In this issue of JAHA: Journal of the American Heart Association, Grieve et al publish a novel and elegant “whole heart” 3‐dimensional method to measure MI size and AAR ex vivo in rodents.[9] Analogous to microspheres, they use iron oxide microparticles to mark perfused myocardium that excludes the AAR. The signal loss from T2* decay introduced by the iron oxide microparticles causes black dots in perfused myocardium evident on CMR gradient echo images. These dots effectively depict the delivery of iron microparticles by perfusion in vivo, whereas the AAR specifically lacks these particles. Within the AAR, gadolinium contrast causes brightening of the infarct itself because gadolinium contrast enters the necrotic myocytes, increasing the local volume of distribution for this contrast agent that is visible on LGE images. Viable cells exclude gadolinium contrast, showing the viable myocardium with the AAR. The video provided by Grieve et al showing progressive cut‐away images through the heart in 3 dimensions is impressive and nicely displays their technique.

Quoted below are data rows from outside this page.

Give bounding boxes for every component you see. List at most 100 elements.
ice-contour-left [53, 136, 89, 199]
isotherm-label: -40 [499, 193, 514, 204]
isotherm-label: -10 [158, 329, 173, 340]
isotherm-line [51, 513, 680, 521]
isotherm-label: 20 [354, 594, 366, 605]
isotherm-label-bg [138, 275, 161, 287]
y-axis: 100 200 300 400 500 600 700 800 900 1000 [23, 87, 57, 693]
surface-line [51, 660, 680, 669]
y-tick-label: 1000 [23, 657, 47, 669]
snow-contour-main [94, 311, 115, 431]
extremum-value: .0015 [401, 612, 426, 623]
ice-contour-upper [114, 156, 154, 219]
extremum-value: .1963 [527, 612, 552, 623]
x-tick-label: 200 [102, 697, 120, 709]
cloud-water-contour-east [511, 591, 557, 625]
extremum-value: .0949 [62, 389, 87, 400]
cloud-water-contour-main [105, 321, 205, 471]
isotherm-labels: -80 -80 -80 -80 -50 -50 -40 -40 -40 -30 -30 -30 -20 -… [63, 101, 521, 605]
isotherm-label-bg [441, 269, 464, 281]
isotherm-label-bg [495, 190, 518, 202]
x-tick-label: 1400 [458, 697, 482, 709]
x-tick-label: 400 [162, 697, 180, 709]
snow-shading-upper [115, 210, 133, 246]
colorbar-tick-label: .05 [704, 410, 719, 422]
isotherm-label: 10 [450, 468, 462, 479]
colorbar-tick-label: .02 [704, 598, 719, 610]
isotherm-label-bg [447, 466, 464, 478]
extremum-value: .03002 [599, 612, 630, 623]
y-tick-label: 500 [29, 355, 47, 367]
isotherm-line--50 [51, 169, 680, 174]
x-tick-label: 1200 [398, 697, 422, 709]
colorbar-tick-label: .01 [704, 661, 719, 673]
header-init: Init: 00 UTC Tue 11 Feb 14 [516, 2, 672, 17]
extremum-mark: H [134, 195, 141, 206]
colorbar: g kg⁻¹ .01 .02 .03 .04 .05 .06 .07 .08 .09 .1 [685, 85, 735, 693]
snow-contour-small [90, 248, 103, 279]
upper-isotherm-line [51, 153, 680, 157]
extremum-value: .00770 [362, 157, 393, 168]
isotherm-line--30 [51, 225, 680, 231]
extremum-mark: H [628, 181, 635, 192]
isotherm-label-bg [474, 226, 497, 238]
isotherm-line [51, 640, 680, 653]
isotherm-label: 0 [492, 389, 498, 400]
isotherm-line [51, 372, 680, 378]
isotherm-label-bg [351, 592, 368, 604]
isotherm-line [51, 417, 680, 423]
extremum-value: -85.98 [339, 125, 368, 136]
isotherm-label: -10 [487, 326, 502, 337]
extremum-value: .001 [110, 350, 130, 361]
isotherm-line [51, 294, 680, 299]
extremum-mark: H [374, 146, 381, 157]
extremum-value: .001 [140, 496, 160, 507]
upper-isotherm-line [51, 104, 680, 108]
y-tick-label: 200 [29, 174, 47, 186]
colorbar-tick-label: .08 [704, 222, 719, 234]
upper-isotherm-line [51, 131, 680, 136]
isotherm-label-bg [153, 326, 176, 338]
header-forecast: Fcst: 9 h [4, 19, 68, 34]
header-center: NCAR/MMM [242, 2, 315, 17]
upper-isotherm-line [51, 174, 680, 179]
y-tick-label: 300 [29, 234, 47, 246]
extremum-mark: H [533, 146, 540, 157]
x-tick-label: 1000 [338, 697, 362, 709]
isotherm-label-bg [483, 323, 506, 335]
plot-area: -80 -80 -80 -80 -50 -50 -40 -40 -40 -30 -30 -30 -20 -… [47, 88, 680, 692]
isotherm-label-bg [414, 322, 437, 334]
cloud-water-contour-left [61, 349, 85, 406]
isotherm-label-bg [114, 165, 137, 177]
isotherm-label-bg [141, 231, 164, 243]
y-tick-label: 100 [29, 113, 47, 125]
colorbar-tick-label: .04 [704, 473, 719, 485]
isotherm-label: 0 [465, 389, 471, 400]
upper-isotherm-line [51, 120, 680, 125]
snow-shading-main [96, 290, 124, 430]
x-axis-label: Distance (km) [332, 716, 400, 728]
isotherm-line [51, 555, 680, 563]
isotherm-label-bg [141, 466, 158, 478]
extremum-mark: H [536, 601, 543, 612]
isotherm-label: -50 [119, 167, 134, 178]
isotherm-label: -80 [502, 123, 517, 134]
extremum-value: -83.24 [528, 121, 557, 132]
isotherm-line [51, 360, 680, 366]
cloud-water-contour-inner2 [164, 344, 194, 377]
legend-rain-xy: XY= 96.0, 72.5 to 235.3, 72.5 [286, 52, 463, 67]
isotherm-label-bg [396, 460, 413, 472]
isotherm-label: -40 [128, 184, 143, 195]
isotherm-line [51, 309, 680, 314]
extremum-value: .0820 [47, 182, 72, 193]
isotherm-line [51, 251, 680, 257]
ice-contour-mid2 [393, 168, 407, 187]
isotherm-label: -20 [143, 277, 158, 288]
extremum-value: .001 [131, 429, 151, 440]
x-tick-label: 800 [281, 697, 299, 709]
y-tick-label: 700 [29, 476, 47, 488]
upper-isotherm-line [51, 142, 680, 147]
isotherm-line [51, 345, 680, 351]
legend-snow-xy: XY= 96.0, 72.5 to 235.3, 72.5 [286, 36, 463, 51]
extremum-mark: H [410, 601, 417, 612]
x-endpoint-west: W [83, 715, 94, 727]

Their technique provides unambiguous delineation of the AAR that is primarily based on the absence of perfusion, which has advantages over other techniques. While T2 or T1 parametric mapping for myocardial edema[10]—that is, the tissue response to the impaired perfusion—is useful to delineate the AAR for large animals and humans, such parametric mapping is more difficult to translate in rodents with exceedingly high heart rates where fundamentally different pulse sequences are required. Moreover, the AAR that may be apparent initially with in vivo T2 or T1 parametric mapping might be transient and ultimately disappear ex vivo.

Imaging the AAR provides a tool for investigators studying the impact of therapy to alter the course of an evolving MI. For example, the concept of myocardial regeneration with the use of stem cell therapy for the treatment of MI has drawn much attention. However, promising initial studies in animal models of MI[11] have failed to demonstrate convincing efficacy in recent human clinical trials.[12-13] We note that many of these studies in both animals and humans used myocardial function (regional wall motion or global left ventricular ejection fraction) or infarction size as the primary outcome. As investigators continue to refine stem cell therapy protocols, perhaps the ability to measure infarct size relative to AAR may provide an improved understanding of the effects of these novel therapies. One would expect that the principles outlined in the methodology reported by Grieve et al would extend to large animal models as well.

The iron oxide microparticle AAR technique also introduces several avenues of investigation beyond myocardial salvage therapeutics. For example, one can explore how diffuse myocardial fibrosis[14] influences myocardial salvage strategies. Or, one could further validate the usefulness of changes in myocardial T1 or T2 that has not been universally accepted as a bona fide measure of myocardial edema.[15-16] Finally, one could also explore the time course of evolving myocardial T1 or T2 changes occurring with variable degrees of ischemia and reperfusion.

The work by Grieve et al builds on the prior advances in imaging MI. By specifically imaging the AAR, which is the preferred denominator for quantifying myocardial salvage, the iron oxide microparticle AAR technique can catalyze investigations into acute MI therapeutics and develop a deeper understanding of its mechanisms of disease.